Second, one must let go of guilt. It will eat you alive and all of the “woulda, shoulda, coulda” you can come up with won’t turn back time. I have found this to be true across the board regardless if your pet died tragically, you had to make the choice to have it euthanized, or there was a behavior issue related problem that could not be corrected. The last I see as the hardest and something that rescue workers face way too often.

By the time a pet gets to me chances are the damage has been done, my job is to see if I can repair that damage and help the pet trust again, in human kindness. I would say I am successful more than I fail. However, I will be the first to admit that I have the privilege to select the projects I take on. I do not run a shelter that receives city our county funds and must take in everything. So I can hedge my bets so to speak and pick the cases that will probably end happily.

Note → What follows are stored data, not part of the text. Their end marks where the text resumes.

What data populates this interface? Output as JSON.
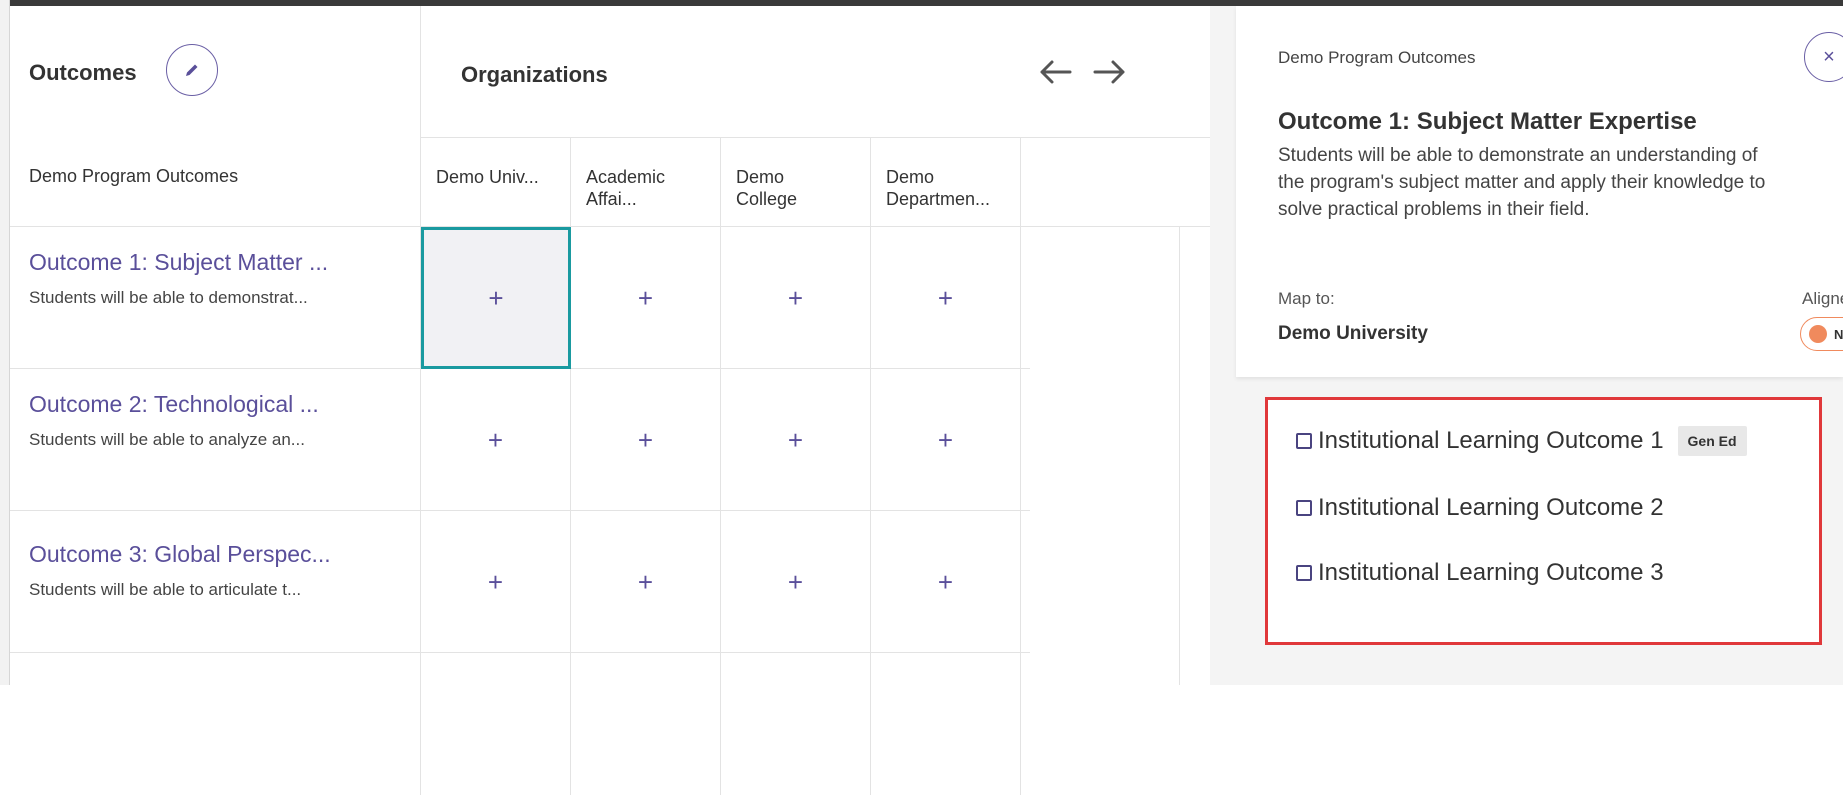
{
  "colors": {
    "accent": "#5a4f9a",
    "selected_cell_border": "#1a9aa0",
    "highlight_box": "#e0383a",
    "toggle_no": "#f08a5d"
  },
  "matrix": {
    "outcomes_title": "Outcomes",
    "edit_icon": "pencil-icon",
    "program_header": "Demo Program Outcomes",
    "organizations_title": "Organizations",
    "nav_prev_icon": "arrow-left-icon",
    "nav_next_icon": "arrow-right-icon",
    "columns": [
      {
        "line1": "Demo Univ...",
        "line2": ""
      },
      {
        "line1": "Academic",
        "line2": "Affai..."
      },
      {
        "line1": "Demo",
        "line2": "College"
      },
      {
        "line1": "Demo",
        "line2": "Departmen..."
      }
    ],
    "rows": [
      {
        "title": "Outcome 1: Subject Matter ...",
        "desc": "Students will be able to demonstrat...",
        "cells": [
          "+",
          "+",
          "+",
          "+"
        ]
      },
      {
        "title": "Outcome 2: Technological ...",
        "desc": "Students will be able to analyze an...",
        "cells": [
          "+",
          "+",
          "+",
          "+"
        ]
      },
      {
        "title": "Outcome 3: Global Perspec...",
        "desc": "Students will be able to articulate t...",
        "cells": [
          "+",
          "+",
          "+",
          "+"
        ]
      }
    ]
  },
  "panel": {
    "program": "Demo Program Outcomes",
    "close_label": "×",
    "outcome_title": "Outcome 1: Subject Matter Expertise",
    "outcome_desc": "Students will be able to demonstrate an understanding of the program's subject matter and apply their knowledge to solve practical problems in their field.",
    "map_to_label": "Map to:",
    "map_to_value": "Demo University",
    "aligned_label": "Aligned:",
    "aligned_value": "NO",
    "ilos": [
      {
        "label": "Institutional Learning Outcome 1",
        "tag": "Gen Ed"
      },
      {
        "label": "Institutional Learning Outcome 2",
        "tag": ""
      },
      {
        "label": "Institutional Learning Outcome 3",
        "tag": ""
      }
    ]
  }
}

However, the dark side of rescue is the reality that you maybe called upon to make a judgment call based on behavior and that will always result in guilty feelings at least for me. I constantly debate a case and I network like a fool. I work with as many people as I can find to see if someone has learned something new that has worked. I have this inability to accept failure. In reality it really isn’t my failure at all or my success. It is just reality and reality sucks sometimes. This leads me to number three…

Third, for people like me who lump ourselves into the control freak category it is easier for our brains to believe we are responsible than to accept the reality that we are not in control of the world. Yea, this one rocked me to my core. Re-read it because not only is this true but it will help with the guilt.

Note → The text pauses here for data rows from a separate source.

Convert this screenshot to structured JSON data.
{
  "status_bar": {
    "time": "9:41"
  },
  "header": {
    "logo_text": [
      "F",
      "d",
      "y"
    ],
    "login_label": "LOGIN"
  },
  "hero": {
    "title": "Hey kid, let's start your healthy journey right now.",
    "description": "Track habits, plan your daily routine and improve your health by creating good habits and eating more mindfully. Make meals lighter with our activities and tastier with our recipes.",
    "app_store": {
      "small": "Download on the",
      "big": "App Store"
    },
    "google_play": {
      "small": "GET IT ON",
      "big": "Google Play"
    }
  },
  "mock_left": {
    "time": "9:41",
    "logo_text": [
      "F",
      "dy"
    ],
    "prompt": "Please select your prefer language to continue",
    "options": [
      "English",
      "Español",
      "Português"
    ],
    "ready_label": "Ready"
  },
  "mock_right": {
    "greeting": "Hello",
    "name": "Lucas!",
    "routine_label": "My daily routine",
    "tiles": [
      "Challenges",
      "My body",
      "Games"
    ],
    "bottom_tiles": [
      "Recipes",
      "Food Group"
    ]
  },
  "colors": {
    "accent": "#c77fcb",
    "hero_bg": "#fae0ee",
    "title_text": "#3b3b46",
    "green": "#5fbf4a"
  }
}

There is a line from an episode of Law and Order; “You can do everything right, and still have a bad outcome.”

Now does this mean I believe I did everything right? No, but I will learn from this and I will make damn sure this never happens again.

Fourth or finally, I know that I must for my own sake open my heart up again. I am a big believer that my path is guided and many along that path are helping me. I entered rescue work and am trying to become a veterinarian because of this fact. My step into rescue work was propelled by the wish to honor a dear pet that had only been in my life maybe six months. Still he left a pawmark and he pushed me forward, his name was Sampson and he was by far the coolest cat I have ever had the pleasure to share space and time with.

I feel a weird and uncertain push yet again and it’s strange and I don’t care for it too much. However, I am listening and well maybe it is my little friend telling me she is ok. Maybe I am weird or odd but I believe in stuff like that.

So, I have been watching the sale barn to see if anyone brings in some goats with the hope of giving them a cushy life at the ranch. Yep, I want to try again and my sister who sent Melody to me has already put me on the list to receive a bottle baby goat if any of her momma goats need help.

Amazing.

This is from St. Theresa’s Prayer and somehow it helped me.
May you trust God that you are exactly where you are meant to be, may you not forget the infinite possibilities that are born of faith. May you use those gifts that you have received, and pass on the love that has been given to you.